Recently i turned 29. This means i’m in the last year of my irresponsible life, where i can casually keep it immature without people judging me for it. However, i feel things are changing: i can’t go out and party anymore like i used to. Usually around 2am i’m either dead tired (or dead drunk, as the amount of alohol needed to get drunk decreased a lot). I rather stay home on a Friday night with a good movie (asked me this 5 years ago i’d be like: hell no!). Most of my girlfriends from University are married or slowly getting there. And according to my Facebook newsfeed: 2012-2013 has been a very sexual active year since half my facebook friends recently got babies. It also means i’m almost 30 and being single in this society when you are a girl + 30: that’s a whole different thing.
So what do single girls in their almost thirties do? They get reality checks. Cause somehow whenever a girl hits that 3.0 mark it’s a bullet train ride: get a decent guy, get married, get some kids, get a house, get a .. life? Yeah, society pulled that little trick on us ages ago, and in the great evolution “from housewife to who’s wife?” this is the one thing we forgot to get rid of. And the pressure of what is generally expected, weighs on me like an elephant on a mouse. Cause, seriously, what do i want from life? Do i want the perfect husband? The perfect family? Does that even exist? In my opinion, perfect husbands died with Clark Gable (they are literally Gone with the Wind). And a perfect family? Being raised between kids with divorced parents and later ending up one myself, I simply can’t believe in perfection. It just does not exist. And even if it does, it’s not what i want. I want imperfection cause that’s what interests me. It really does. Perfection is boring. But then what do i get? Imperfect relationships? Intense acquaintances? Impossible situations? When i was only just in my twenties, impossible relations were okay. Cause when you’re young you can allow yourself to have fun and most of all: you can allow yourself to get your heart broken. But the older i get, the more i get to know myself and the more i want to stay true to the person i am becoming. I think more before i act. My voice of reason usually speaks louder than my heart or desire. I accept more and i accept less at the same time. I am less selfish and i understand that things can’t always go like i want them to, but on the other hand i protect myself more and therefor accept less bullshit. Or don’t i? I genuinely believe i am growing, and at the same time i find myself in situations where i’m pulling myself in every direction as long as i don’t have to face the biggest fear of all: What if i End up Alone. Panic Attack.

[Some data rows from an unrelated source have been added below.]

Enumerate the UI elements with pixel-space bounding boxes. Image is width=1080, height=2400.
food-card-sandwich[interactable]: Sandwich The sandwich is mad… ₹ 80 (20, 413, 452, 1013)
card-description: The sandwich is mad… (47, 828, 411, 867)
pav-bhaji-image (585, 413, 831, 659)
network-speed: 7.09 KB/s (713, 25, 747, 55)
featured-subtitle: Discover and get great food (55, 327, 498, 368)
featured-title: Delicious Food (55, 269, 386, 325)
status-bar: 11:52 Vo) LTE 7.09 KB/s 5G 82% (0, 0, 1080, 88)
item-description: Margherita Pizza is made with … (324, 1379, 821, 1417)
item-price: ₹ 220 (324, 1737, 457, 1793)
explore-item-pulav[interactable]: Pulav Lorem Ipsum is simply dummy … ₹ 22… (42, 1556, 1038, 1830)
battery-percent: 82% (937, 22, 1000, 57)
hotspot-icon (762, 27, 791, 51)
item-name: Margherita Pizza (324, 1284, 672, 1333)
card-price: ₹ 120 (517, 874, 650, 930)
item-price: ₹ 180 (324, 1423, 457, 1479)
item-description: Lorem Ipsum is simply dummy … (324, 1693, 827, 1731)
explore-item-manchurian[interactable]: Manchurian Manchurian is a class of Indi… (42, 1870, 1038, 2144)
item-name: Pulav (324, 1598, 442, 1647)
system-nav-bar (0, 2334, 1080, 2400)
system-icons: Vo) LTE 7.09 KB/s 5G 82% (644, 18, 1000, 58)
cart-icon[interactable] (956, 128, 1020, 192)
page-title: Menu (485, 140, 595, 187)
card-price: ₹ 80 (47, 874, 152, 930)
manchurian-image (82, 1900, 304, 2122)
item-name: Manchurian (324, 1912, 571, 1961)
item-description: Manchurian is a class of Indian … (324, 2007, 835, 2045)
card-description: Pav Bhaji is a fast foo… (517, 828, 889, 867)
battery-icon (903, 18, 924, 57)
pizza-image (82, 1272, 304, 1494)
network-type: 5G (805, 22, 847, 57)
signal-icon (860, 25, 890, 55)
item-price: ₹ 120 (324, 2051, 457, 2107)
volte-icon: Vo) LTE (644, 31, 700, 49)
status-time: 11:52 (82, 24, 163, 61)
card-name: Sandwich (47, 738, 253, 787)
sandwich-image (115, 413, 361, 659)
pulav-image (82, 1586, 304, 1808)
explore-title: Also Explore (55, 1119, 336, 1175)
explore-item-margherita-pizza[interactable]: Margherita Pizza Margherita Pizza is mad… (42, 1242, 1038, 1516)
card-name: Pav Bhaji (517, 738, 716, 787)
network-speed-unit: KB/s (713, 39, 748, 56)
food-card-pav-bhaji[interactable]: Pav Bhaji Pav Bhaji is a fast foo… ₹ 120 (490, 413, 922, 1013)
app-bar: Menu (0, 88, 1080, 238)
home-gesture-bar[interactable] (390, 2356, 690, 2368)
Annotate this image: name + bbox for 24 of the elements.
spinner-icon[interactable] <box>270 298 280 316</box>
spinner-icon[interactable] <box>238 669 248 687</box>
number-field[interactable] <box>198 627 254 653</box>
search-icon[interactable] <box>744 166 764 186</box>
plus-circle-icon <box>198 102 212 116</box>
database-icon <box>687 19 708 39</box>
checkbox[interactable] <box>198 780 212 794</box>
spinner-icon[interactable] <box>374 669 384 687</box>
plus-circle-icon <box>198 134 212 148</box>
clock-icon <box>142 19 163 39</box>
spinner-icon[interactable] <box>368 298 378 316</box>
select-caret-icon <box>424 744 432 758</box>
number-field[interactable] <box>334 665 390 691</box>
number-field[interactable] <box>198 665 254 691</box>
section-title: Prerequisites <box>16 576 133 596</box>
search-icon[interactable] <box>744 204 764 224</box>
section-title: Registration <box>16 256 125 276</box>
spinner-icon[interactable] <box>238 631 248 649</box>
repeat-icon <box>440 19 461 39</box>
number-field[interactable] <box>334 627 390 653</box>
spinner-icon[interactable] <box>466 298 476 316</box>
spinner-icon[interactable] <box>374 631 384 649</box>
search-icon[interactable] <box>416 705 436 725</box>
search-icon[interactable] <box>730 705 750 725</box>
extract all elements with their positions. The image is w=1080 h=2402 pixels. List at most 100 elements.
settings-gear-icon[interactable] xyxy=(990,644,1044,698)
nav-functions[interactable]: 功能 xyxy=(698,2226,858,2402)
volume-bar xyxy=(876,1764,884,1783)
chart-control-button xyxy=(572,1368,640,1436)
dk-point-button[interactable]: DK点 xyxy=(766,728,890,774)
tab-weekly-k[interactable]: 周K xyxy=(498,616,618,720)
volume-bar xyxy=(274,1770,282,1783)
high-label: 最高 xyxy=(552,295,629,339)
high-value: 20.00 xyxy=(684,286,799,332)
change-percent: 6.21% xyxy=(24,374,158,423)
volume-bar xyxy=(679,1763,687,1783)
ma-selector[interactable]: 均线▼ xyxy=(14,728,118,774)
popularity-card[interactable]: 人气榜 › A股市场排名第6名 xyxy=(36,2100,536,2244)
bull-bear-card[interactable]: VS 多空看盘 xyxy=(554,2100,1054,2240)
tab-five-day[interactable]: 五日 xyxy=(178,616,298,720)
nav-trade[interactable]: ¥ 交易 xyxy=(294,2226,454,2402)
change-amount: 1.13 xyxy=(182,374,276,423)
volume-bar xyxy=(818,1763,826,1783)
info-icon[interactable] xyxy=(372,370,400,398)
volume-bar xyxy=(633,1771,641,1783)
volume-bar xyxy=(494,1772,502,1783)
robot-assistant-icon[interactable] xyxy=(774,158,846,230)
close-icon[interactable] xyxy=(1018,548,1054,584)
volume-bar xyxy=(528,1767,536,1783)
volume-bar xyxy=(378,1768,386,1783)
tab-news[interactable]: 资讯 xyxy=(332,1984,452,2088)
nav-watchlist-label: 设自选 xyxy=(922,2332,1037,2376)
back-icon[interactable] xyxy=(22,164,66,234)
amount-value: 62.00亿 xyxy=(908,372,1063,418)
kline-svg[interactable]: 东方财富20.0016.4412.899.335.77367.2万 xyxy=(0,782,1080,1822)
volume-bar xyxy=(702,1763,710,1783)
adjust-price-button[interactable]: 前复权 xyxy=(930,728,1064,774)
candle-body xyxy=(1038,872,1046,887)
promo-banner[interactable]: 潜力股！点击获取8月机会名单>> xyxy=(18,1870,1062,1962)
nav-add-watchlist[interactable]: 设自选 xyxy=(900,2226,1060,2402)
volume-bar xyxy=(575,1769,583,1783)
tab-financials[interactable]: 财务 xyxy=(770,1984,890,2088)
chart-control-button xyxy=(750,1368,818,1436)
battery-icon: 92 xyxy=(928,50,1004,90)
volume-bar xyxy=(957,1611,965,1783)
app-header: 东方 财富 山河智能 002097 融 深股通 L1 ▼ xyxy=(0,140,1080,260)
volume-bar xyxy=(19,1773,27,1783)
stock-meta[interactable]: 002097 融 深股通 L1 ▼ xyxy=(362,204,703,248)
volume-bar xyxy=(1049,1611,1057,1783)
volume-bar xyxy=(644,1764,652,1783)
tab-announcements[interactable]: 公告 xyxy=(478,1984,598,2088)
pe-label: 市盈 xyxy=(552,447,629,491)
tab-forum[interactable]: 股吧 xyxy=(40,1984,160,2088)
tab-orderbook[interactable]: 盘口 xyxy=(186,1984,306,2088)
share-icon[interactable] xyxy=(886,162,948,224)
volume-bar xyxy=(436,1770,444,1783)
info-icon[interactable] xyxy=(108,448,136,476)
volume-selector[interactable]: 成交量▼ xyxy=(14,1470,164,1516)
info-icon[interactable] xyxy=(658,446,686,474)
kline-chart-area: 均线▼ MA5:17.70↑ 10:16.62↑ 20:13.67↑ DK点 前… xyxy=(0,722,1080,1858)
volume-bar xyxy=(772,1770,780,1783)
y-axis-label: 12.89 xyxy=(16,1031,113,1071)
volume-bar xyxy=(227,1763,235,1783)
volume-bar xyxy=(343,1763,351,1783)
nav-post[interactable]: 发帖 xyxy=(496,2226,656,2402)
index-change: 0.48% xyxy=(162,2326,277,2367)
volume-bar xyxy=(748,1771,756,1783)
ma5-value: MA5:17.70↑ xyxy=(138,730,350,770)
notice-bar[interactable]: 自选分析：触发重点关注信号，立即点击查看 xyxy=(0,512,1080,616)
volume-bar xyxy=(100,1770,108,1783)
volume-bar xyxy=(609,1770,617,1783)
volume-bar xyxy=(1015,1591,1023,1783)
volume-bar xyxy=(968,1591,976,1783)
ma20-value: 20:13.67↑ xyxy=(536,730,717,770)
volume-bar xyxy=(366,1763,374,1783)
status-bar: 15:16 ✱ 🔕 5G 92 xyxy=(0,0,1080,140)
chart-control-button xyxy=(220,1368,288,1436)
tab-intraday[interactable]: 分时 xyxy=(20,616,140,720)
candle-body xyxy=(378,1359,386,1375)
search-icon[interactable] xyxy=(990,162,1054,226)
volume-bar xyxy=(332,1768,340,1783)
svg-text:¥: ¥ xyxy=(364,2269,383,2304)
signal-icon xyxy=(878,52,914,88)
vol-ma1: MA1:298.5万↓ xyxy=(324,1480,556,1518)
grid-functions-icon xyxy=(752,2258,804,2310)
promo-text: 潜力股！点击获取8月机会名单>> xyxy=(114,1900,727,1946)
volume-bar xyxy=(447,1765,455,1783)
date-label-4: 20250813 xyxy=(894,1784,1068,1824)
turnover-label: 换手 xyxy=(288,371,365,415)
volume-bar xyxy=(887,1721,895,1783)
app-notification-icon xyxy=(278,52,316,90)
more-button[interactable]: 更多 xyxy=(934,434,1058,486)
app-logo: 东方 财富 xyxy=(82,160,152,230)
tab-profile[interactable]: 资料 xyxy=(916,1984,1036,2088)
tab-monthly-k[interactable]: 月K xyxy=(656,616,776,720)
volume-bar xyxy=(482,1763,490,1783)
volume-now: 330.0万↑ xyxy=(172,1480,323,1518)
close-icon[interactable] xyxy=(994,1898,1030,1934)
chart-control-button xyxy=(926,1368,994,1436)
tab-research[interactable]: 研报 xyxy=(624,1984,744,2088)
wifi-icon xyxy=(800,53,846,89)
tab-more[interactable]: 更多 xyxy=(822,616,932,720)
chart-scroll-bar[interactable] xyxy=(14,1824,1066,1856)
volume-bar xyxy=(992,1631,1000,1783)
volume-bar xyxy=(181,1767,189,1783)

We live in an era where everything is blurred. On one hand we all want to feel free. More and more young people start their own businesses to be free from a boss, we all want to travel the world, and a lot of us don’t want to commit to anything. This is understandable. In a generation where speed is a principle, more than a tool, we can’t commit, because every day might bring something new. A new challenge, a new project, a new job, a new person. Why should we commit to one person, when you can go on the internet and easily communicate with millions of people from all over the world. Look at our phones: we have so many different apps to chat or to publicly display our life: whatsapp, facebook, imessage, email, instagram, facetime… Even a plain old text is getting out of fashion. And sending out texts means wanting an immediate response. Time has no meaning anymore. Time seriously does not exist. Months have become minutes and days have become seconds. The last few years on the other hand, due to economic crisisses, we started to feel limited in our freedom. Suddenly we realised that stability is not such a bad thing. We started to appreciated old values again. But did that change our lifestyle? Did it slow us down? I don’t think so. I think it left us even more confused. We want to go there, but also stay here. We want to feel safe, but we need to feel challenged at the same time. We want to be happy, but we can’t be happy with what we have, we always want more. And this is how i experience my “relationships” as well. Everything goes so fast, and before i know it i find myself in that same old awkward situation: “where do we go from here? what the hell am i doing?”. We are not together, we are not “apart”. But do we want to be “a part of” eachother? How do we get there? Yes, hitting 29 got me thinking. A lot. And i still haven’t figured it out. Should we go back to pre-Clark Gable time? It wasn’t all perfect either back then, but at least there was some feeling of security. I don’t know actually what i want. Good thing i have another year to figure it all out.